Meet the nine

Council Watch

Lynn_online

I’m back, folks.

Some of you may remember me as a wide-eyed, grub-consuming freshman columnist from two and a half years ago. If you don’t remember me, don’t worry about it.

Since my freshman year, I have put on the obligatory few pounds, stopped riding a Razor scooter to class and traveled across the country. My stint as blog editor last summer and a fall semester in Washington, D.C., have resulted in an unhealthy obsession with nine-person councils, especially the U.S. Supreme Court. SCOTUS is 3,000 miles away, though. For the pleasure of us Bears and fellow council-watchers, we have the endlessly entertaining Berkeley City Council.

And so, dear reader, my column this time around will not be an assortment of miscellaneous reflections on life at UC Berkeley but rather an examination of perhaps the most amusing and intriguing facet this city has to offer.

My analysis is based solely on observations from regular attendance at Berkeley City Council meetings. This column will distill the mad from the sane, percolate the significant through the inane and expound on all matters of city council eccentricity.

So why should you care about these nine and what they do? Because the city and the campus are inextricably linked — decisions made concerning the city will affect the campus and vice versa. True, the city and the campus have always had a rocky relationship, but it’s a relationship in which one cannot survive without the other. Both parts contribute substantially to making the other a better place to live and a better place to learn. But first, let me introduce you to our cast of characters.

Mayor Tom Bates: Often referred to by council meeting attendees as “Master Bates,” “Adolf Bates” or “Fascist!,” Bates has been Berkeley’s mayor for more than a decade. Whether he’s actually an evil dictator instituting an iron-fisted tyranny over Berkeley residents is a hotly debated topic among council meeting regulars.
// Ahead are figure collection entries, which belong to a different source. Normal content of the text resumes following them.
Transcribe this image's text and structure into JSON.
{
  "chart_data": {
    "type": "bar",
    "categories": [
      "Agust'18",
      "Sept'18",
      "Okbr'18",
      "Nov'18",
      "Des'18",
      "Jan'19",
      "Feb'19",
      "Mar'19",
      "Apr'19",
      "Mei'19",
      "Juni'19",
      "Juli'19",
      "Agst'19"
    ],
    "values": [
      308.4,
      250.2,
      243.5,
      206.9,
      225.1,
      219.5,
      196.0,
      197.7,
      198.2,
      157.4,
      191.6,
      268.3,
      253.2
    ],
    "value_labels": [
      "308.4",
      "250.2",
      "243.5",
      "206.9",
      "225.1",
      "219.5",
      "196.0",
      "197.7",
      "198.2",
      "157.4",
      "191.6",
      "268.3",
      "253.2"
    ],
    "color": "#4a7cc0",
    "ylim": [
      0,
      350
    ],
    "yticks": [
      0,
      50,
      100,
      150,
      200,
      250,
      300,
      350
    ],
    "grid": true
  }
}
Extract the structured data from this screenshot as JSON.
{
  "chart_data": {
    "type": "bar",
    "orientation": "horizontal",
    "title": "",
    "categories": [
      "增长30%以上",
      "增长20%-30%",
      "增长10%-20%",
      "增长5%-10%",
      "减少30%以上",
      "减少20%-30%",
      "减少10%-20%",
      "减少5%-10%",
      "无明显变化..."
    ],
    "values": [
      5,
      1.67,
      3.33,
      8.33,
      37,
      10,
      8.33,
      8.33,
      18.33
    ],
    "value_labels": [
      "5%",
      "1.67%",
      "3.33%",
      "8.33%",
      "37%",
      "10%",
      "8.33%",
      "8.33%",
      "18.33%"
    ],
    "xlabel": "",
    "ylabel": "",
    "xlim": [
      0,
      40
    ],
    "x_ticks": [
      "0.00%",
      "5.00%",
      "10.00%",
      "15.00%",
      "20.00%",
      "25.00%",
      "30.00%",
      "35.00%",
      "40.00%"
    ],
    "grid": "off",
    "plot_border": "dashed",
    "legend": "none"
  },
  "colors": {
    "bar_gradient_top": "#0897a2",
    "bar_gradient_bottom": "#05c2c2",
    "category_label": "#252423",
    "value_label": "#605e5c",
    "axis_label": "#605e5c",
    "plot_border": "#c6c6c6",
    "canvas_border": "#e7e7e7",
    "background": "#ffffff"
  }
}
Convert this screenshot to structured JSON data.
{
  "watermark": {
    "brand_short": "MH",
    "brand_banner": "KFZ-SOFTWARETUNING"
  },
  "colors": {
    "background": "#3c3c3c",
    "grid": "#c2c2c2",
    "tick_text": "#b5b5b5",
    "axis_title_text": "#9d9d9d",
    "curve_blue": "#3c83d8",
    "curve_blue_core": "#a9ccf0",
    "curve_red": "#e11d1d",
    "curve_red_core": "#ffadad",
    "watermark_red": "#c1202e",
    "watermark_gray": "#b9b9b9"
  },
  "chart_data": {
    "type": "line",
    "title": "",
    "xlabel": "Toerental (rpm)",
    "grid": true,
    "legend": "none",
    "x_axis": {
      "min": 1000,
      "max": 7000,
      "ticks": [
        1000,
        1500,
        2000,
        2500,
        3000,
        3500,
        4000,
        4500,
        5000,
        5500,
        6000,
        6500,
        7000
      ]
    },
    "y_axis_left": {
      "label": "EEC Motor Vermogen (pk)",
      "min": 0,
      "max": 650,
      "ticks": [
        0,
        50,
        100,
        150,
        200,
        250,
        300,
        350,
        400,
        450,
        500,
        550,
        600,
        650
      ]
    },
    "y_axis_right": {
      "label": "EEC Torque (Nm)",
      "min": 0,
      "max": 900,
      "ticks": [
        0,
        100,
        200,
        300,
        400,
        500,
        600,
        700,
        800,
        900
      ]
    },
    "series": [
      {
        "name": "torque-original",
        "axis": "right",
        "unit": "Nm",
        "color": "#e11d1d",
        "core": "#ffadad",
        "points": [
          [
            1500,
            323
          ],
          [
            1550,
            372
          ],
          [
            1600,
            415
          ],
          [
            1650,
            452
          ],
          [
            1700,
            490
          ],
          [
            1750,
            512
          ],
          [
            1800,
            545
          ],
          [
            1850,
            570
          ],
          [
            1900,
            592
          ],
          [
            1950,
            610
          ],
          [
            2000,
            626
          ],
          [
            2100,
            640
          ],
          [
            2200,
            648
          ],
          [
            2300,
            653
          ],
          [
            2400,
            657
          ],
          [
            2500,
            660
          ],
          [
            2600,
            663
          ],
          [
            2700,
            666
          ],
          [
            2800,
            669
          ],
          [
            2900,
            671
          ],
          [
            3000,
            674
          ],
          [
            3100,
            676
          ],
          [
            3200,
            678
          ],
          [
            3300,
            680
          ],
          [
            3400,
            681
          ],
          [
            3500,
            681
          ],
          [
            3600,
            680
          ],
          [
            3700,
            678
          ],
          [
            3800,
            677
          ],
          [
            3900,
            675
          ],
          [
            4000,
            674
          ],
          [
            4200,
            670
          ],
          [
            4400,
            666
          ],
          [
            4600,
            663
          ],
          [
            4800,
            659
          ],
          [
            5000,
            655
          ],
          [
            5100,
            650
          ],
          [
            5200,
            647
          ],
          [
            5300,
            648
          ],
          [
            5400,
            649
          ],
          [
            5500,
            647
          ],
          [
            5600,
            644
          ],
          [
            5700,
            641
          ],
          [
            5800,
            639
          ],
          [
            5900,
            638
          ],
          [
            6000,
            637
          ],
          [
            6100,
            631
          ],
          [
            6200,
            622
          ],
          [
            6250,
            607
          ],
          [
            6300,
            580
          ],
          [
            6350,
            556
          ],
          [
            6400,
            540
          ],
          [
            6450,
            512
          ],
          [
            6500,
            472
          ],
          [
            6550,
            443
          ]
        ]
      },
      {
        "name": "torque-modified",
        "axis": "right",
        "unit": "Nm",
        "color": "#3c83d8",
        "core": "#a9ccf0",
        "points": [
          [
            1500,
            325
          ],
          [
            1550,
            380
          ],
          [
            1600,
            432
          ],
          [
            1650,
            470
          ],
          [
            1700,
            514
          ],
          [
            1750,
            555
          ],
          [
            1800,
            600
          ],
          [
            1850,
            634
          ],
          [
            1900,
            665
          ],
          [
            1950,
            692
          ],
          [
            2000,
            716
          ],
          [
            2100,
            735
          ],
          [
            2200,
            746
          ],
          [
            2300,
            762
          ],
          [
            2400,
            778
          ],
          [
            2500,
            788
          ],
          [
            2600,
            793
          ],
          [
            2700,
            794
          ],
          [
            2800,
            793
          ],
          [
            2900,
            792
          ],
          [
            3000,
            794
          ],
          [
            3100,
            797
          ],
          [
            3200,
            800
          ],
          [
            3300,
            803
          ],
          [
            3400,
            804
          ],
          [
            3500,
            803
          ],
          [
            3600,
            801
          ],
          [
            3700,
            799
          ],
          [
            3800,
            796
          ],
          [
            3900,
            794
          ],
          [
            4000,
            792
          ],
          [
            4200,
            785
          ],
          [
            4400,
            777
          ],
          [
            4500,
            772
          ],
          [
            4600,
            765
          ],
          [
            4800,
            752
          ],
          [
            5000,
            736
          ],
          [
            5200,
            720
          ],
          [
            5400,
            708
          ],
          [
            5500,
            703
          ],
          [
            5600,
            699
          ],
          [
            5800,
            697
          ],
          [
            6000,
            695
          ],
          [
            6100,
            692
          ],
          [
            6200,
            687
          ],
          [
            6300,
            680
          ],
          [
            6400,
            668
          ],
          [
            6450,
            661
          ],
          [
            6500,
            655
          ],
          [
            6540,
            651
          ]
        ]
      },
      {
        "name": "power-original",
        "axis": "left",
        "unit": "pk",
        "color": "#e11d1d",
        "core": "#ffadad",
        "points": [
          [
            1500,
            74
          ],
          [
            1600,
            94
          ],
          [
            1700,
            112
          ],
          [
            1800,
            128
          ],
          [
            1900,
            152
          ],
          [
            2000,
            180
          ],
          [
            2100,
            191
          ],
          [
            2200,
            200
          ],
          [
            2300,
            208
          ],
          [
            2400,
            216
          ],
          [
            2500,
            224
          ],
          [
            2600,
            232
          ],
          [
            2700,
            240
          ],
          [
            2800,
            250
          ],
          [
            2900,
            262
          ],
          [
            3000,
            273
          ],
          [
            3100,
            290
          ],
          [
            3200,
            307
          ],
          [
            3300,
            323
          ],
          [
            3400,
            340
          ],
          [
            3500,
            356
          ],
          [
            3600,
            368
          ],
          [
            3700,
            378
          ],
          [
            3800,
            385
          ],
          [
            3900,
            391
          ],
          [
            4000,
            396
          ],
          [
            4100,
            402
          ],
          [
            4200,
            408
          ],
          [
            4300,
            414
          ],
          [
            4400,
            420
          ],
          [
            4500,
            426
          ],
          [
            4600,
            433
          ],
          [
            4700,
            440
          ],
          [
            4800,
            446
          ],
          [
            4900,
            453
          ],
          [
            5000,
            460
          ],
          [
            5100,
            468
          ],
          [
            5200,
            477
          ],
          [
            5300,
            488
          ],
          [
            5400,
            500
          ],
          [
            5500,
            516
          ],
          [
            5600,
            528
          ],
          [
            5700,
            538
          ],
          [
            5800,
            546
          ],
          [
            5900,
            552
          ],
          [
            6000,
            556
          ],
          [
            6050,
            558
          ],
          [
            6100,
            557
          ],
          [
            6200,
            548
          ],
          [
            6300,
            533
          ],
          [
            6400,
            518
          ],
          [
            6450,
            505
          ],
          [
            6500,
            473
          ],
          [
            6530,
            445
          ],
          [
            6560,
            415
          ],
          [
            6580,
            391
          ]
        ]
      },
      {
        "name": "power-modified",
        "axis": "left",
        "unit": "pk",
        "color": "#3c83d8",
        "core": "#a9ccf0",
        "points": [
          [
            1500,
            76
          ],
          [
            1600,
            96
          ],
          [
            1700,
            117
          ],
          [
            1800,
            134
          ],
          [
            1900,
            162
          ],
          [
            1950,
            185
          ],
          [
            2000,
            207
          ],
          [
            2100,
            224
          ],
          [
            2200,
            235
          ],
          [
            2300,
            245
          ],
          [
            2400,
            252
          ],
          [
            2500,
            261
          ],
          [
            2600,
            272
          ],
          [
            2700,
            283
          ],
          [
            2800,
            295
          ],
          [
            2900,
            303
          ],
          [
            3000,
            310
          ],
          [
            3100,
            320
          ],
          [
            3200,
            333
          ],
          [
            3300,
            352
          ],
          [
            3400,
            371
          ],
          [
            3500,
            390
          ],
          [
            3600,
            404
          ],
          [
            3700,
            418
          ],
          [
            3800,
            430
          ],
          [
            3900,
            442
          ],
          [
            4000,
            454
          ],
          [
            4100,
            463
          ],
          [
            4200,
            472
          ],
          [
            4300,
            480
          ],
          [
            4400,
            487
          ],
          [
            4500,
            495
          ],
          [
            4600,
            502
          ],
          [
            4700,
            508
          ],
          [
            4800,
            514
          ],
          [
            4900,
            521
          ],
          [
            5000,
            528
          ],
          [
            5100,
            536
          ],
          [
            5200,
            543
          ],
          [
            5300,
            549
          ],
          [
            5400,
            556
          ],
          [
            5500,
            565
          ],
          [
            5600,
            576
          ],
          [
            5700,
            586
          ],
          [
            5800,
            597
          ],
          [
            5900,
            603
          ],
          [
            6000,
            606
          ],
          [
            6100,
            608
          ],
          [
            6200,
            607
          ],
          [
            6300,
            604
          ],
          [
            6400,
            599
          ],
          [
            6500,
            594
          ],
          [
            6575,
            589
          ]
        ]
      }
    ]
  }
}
District 1, Linda Maio: Mrs. Politically Correct is one of the longest-serving council members, known for making neutral quips such as, “There is no easy answer,” or, “We must find a solution to this problem.”

District 2, Darryl Moore: … (That’s the amount of noise he usually makes at council meetings.)

District 3, Max Anderson: Have you ever met that person who’s super theatrical, says, “I’ll be brief,” but then launches into never-ending tirades and is extremely loud and passionate and outspoken about everything? Oh, don’t know someone like that? Well now you do.

District 4, Jesse Arreguin: A UC Berkeley grad, the youngest member on Berkeley City Council and the first Latino elected to the position, Arreguin is astute and sharp. Compared to the other characters on the council, Arreguin is relatively tame.

District 5, Laurie Capitelli: After Mayor Bates, Capitelli draws the most “boos” from the crowd for taking unpopular, albeit logical, stances on big issues. This is usually because he points out the logical fallacies in people’s arguments, and no one ever likes that guy.

District 6, Susan Wengraf: The only impressions I have of Mrs. Wengraf are that 1) she once almost fell asleep at a raucous sit-lie meeting where people were on their feet screaming at the mayor, and 2) she likes talking about cats. A lot.

District 7, Kriss Worthington: I refer to Worthington as “Princess Worthington,” for he, like Princess Di, is the “People’s Princess.” Often donning a blue shirt or tie that brings out his stark blue eyes, the Princess is the most popular council member at meetings, especially because he calls out the mayor on any dubious procedural maneuvers the Master attempts to pull.

District 8, Gordon Wozniak: “Professor Wozniak” can often retreat into a pedantic shell where he condescends to the crowd and begins lecturing us poor plebeians in attendance. However, I have seen him sport a smile when the crowd breaks out into song (as they are wont to do), proving that a human resides underneath his erudite facade.

Let’s not forget that while these nine make up the core of our cast, the most important actor is The Crowd — the regular council meeting attendees who are electric with energy, angry with government inefficiency and only questionably sane. Their behavior is what prompts the council members’ quirky reactions.

At times you may be frustrated with these members for their incompetence; at others, you may be ecstatic with the members’ progressive, forward-thinking spirit. You may protest their actions or perhaps fight for their causes. You may choose to agree with verve, disagree out of disgust or turn an ambivalent eye.

But rest assured, you won’t be bored.